Reset Foreign Control
Foreign firms still own 44.1 percent of Canada’s manufacturing assets, Statistics Canada found on 9 October 2024. That share shapes capital allocation, because boardroom calls on R&D or re-tooling happen abroad. Without stiffer Investment Canada Act rules, swapping U.S. buyers for Asian champions still lets profits and patents leave.
One lever sits on the minister’s desk: make automatic net-benefit reviews above C$500 million for critical minerals. Publish reasons for every approval. The lull in U.S. talks buys political bandwidth to pass that tweak.
Hustle Asian Demand
Carney will spend this week in Malaysia, Singapore and South Korea courting deals, a trip flagged on 17 October 2025 by his office. The Indo-Pacific already accounts for C$261 billion of two-way goods trade, second only to the U.S. haul. Even so, 75 percent of Canadian exports still move south, Reuters notes. Hours after President Trump iced bilateral talks, Carney told reporters, “We stand ready to pick up on progress when the U.S. is ready.” The framing buys him time abroad without looking as if he slammed the door at home.

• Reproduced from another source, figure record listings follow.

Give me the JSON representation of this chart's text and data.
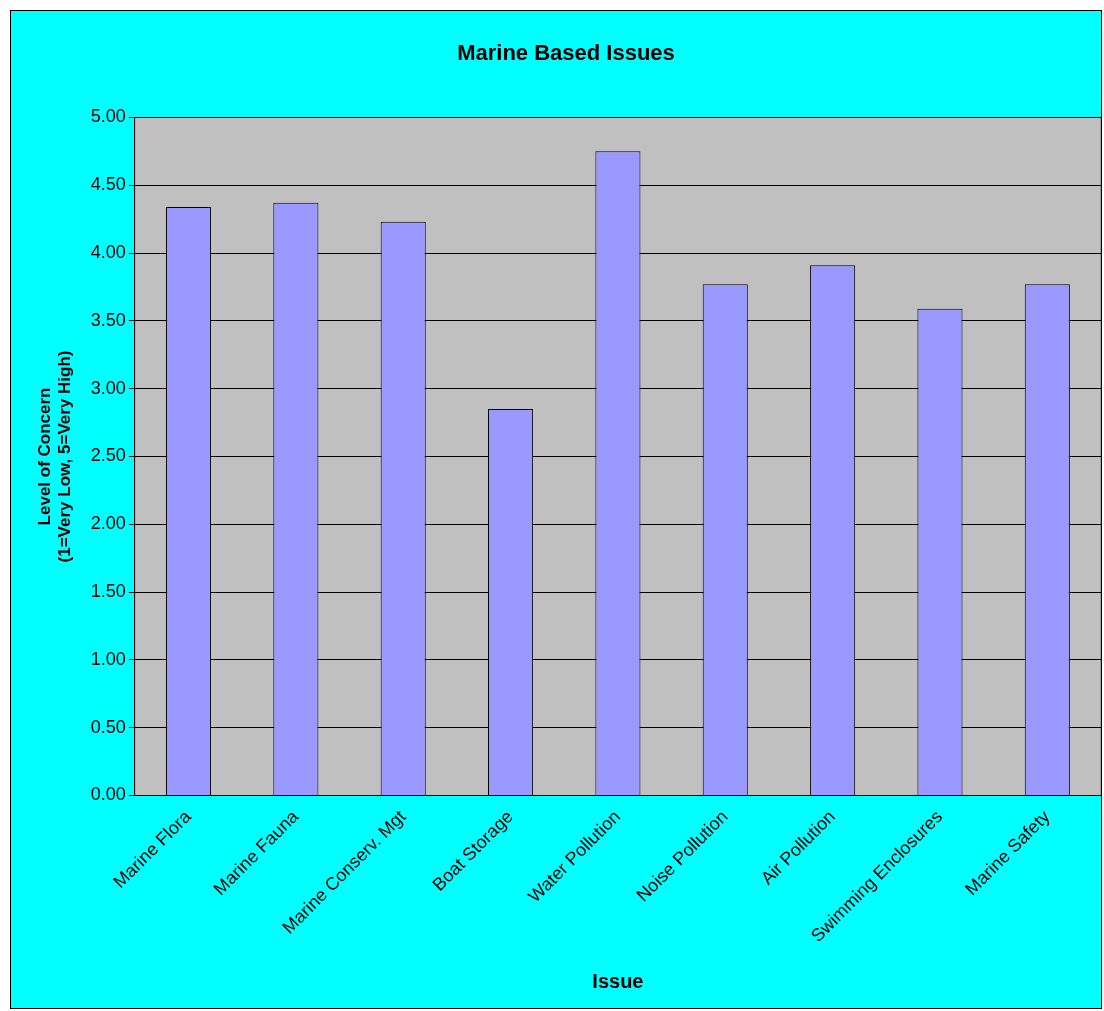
{
  "chart_data": {
    "type": "bar",
    "title": "Marine Based Issues",
    "xlabel": "Issue",
    "ylabel": "Level of Concern\n(1=Very Low, 5=Very High)",
    "categories": [
      "Marine Flora",
      "Marine Fauna",
      "Marine Conserv. Mgt",
      "Boat Storage",
      "Water Pollution",
      "Noise Pollution",
      "Air Pollution",
      "Swimming Enclosures",
      "Marine Safety"
    ],
    "values": [
      4.34,
      4.37,
      4.23,
      2.85,
      4.75,
      3.77,
      3.91,
      3.59,
      3.77
    ],
    "color": "#9999ff",
    "ylim": [
      0,
      5
    ],
    "yticks": [
      {
        "value": 0,
        "label": "0.00"
      },
      {
        "value": 0.5,
        "label": "0.50"
      },
      {
        "value": 1,
        "label": "1.00"
      },
      {
        "value": 1.5,
        "label": "1.50"
      },
      {
        "value": 2,
        "label": "2.00"
      },
      {
        "value": 2.5,
        "label": "2.50"
      },
      {
        "value": 3,
        "label": "3.00"
      },
      {
        "value": 3.5,
        "label": "3.50"
      },
      {
        "value": 4,
        "label": "4.00"
      },
      {
        "value": 4.5,
        "label": "4.50"
      },
      {
        "value": 5,
        "label": "5.00"
      }
    ],
    "grid": "y"
  }
}
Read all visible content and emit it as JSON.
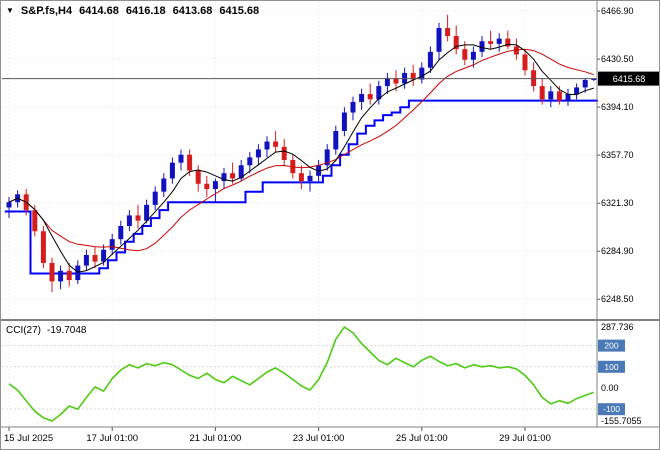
{
  "header": {
    "dropdown_icon": "▼",
    "symbol_period": "S&P.fs,H4",
    "open": "6414.68",
    "high": "6416.18",
    "low": "6413.68",
    "close": "6415.68"
  },
  "indicator": {
    "name": "CCI(27)",
    "value": "-19.7048"
  },
  "colors": {
    "grid": "#d8d8d8",
    "grid_v": "#e4e4e4",
    "candle_up": "#1111bd",
    "candle_down": "#d61c1c",
    "step_line": "#0000ff",
    "ma_fast": "#000000",
    "ma_slow": "#cc0000",
    "cci_line": "#4ecb14",
    "price_tag_bg": "#000000",
    "price_tag_text": "#ffffff",
    "level_badge": "#4a7ab5",
    "frame": "#808080",
    "current_price_line": "#555555"
  },
  "chart_data": [
    {
      "type": "candlestick",
      "title": "S&P.fs,H4",
      "grid": true,
      "ylim": [
        6233.5,
        6474.5
      ],
      "price_ticks": [
        6466.9,
        6430.5,
        6394.1,
        6357.7,
        6321.3,
        6284.9,
        6248.5
      ],
      "current_price": 6415.68,
      "x_tick_labels": [
        "15 Jul 2025",
        "17 Jul 01:00",
        "21 Jul 01:00",
        "23 Jul 01:00",
        "25 Jul 01:00",
        "29 Jul 01:00"
      ],
      "x_tick_bars": [
        0,
        12,
        24,
        36,
        48,
        60
      ],
      "ma_fast_period": 5,
      "ma_slow_period": 13,
      "candles": [
        [
          6318,
          6326,
          6310,
          6322
        ],
        [
          6322,
          6331,
          6318,
          6328
        ],
        [
          6328,
          6332,
          6312,
          6316
        ],
        [
          6316,
          6320,
          6296,
          6300
        ],
        [
          6300,
          6304,
          6272,
          6276
        ],
        [
          6276,
          6280,
          6254,
          6262
        ],
        [
          6262,
          6274,
          6256,
          6270
        ],
        [
          6270,
          6276,
          6258,
          6263
        ],
        [
          6263,
          6278,
          6260,
          6274
        ],
        [
          6274,
          6286,
          6270,
          6282
        ],
        [
          6282,
          6288,
          6272,
          6277
        ],
        [
          6277,
          6290,
          6274,
          6286
        ],
        [
          6286,
          6298,
          6282,
          6294
        ],
        [
          6294,
          6308,
          6290,
          6304
        ],
        [
          6304,
          6316,
          6300,
          6312
        ],
        [
          6312,
          6320,
          6302,
          6308
        ],
        [
          6308,
          6324,
          6306,
          6320
        ],
        [
          6320,
          6334,
          6316,
          6330
        ],
        [
          6330,
          6344,
          6326,
          6340
        ],
        [
          6340,
          6356,
          6336,
          6352
        ],
        [
          6352,
          6362,
          6346,
          6358
        ],
        [
          6358,
          6362,
          6342,
          6346
        ],
        [
          6346,
          6350,
          6330,
          6336
        ],
        [
          6336,
          6342,
          6326,
          6332
        ],
        [
          6332,
          6340,
          6322,
          6338
        ],
        [
          6338,
          6348,
          6332,
          6344
        ],
        [
          6344,
          6352,
          6336,
          6340
        ],
        [
          6340,
          6354,
          6338,
          6350
        ],
        [
          6350,
          6360,
          6344,
          6356
        ],
        [
          6356,
          6366,
          6350,
          6362
        ],
        [
          6362,
          6372,
          6356,
          6368
        ],
        [
          6368,
          6376,
          6360,
          6364
        ],
        [
          6364,
          6370,
          6350,
          6354
        ],
        [
          6354,
          6358,
          6340,
          6344
        ],
        [
          6344,
          6350,
          6332,
          6338
        ],
        [
          6338,
          6346,
          6330,
          6342
        ],
        [
          6342,
          6354,
          6338,
          6350
        ],
        [
          6350,
          6366,
          6346,
          6362
        ],
        [
          6362,
          6380,
          6358,
          6376
        ],
        [
          6376,
          6394,
          6372,
          6390
        ],
        [
          6390,
          6402,
          6384,
          6398
        ],
        [
          6398,
          6408,
          6392,
          6404
        ],
        [
          6404,
          6412,
          6396,
          6400
        ],
        [
          6400,
          6414,
          6396,
          6410
        ],
        [
          6410,
          6420,
          6404,
          6416
        ],
        [
          6416,
          6422,
          6406,
          6412
        ],
        [
          6412,
          6424,
          6408,
          6420
        ],
        [
          6420,
          6426,
          6410,
          6415
        ],
        [
          6415,
          6428,
          6412,
          6424
        ],
        [
          6424,
          6440,
          6420,
          6436
        ],
        [
          6436,
          6458,
          6430,
          6454
        ],
        [
          6454,
          6464,
          6444,
          6448
        ],
        [
          6448,
          6456,
          6434,
          6438
        ],
        [
          6438,
          6444,
          6426,
          6430
        ],
        [
          6430,
          6440,
          6424,
          6436
        ],
        [
          6436,
          6448,
          6432,
          6444
        ],
        [
          6444,
          6452,
          6438,
          6442
        ],
        [
          6442,
          6450,
          6436,
          6446
        ],
        [
          6446,
          6452,
          6438,
          6440
        ],
        [
          6440,
          6446,
          6430,
          6434
        ],
        [
          6434,
          6438,
          6418,
          6422
        ],
        [
          6422,
          6428,
          6406,
          6410
        ],
        [
          6410,
          6416,
          6396,
          6400
        ],
        [
          6400,
          6410,
          6394,
          6406
        ],
        [
          6406,
          6410,
          6396,
          6399
        ],
        [
          6399,
          6408,
          6395,
          6404
        ],
        [
          6404,
          6412,
          6400,
          6409
        ],
        [
          6409,
          6416,
          6405,
          6414.68
        ],
        [
          6414.68,
          6416.18,
          6413.68,
          6415.68
        ]
      ],
      "step_line": [
        6315,
        6315,
        6315,
        6268,
        6268,
        6268,
        6268,
        6268,
        6268,
        6268,
        6268,
        6272,
        6278,
        6284,
        6292,
        6298,
        6304,
        6310,
        6316,
        6322,
        6322,
        6322,
        6322,
        6322,
        6322,
        6322,
        6322,
        6322,
        6330,
        6330,
        6337,
        6337,
        6337,
        6337,
        6337,
        6337,
        6337,
        6342,
        6350,
        6358,
        6366,
        6374,
        6380,
        6384,
        6388,
        6390,
        6394,
        6399,
        6399,
        6399,
        6399,
        6399,
        6399,
        6399,
        6399,
        6399,
        6399,
        6399,
        6399,
        6399,
        6399,
        6399,
        6399,
        6399,
        6399,
        6399,
        6399,
        6399,
        6399
      ]
    },
    {
      "type": "line",
      "title": "CCI(27)",
      "current_value": -19.7048,
      "ylim": [
        -174.6,
        306.6
      ],
      "levels": [
        200,
        100,
        -100
      ],
      "scale_labels": [
        {
          "value": 287.736,
          "label": "287.736"
        },
        {
          "value": 0,
          "label": "0.00"
        },
        {
          "value": -155.7055,
          "label": "-155.7055"
        }
      ],
      "values": [
        20,
        -10,
        -60,
        -110,
        -140,
        -155.7,
        -125,
        -85,
        -100,
        -45,
        5,
        -15,
        45,
        85,
        110,
        95,
        115,
        105,
        120,
        110,
        85,
        60,
        45,
        70,
        40,
        25,
        55,
        35,
        15,
        45,
        75,
        95,
        70,
        40,
        10,
        -10,
        40,
        120,
        230,
        287.7,
        260,
        210,
        170,
        130,
        110,
        140,
        120,
        100,
        130,
        150,
        125,
        105,
        115,
        95,
        110,
        100,
        105,
        95,
        100,
        90,
        60,
        15,
        -45,
        -75,
        -60,
        -72,
        -50,
        -35,
        -19.7048
      ]
    }
  ]
}
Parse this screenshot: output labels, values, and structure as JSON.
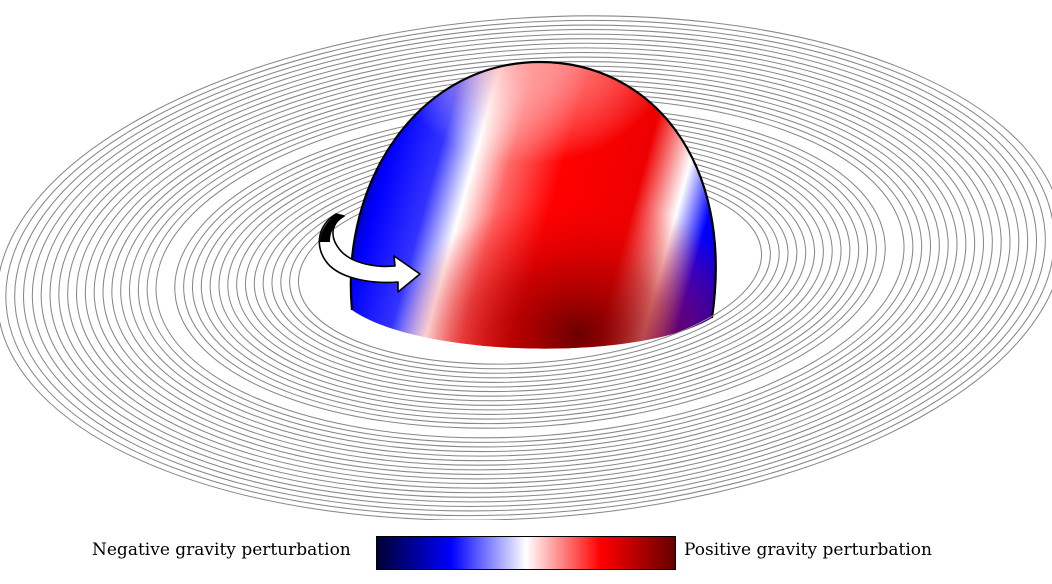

Analysts doubt optics alone will convince Asian partners that Canada acts independently of Washington. Vina Nadjibulla noted, “Canada stands apart and is still interested in rules-based trade and globalization,” a reminder that rhetoric must align with concessions.
Polls still show 59 percent of Canadians hold negative views of China, so public patience for symbolic photo-ops is thin. Handing critical mineral projects to Chinese state groups would spark backlash faster than NAFTA turmoil.
Carney’s window is measured in months, not years. If Ottawa staples firm ownership rules to any Asian pact, it breaks the cycle. If not, the passports on the board may change while the leverage stays American.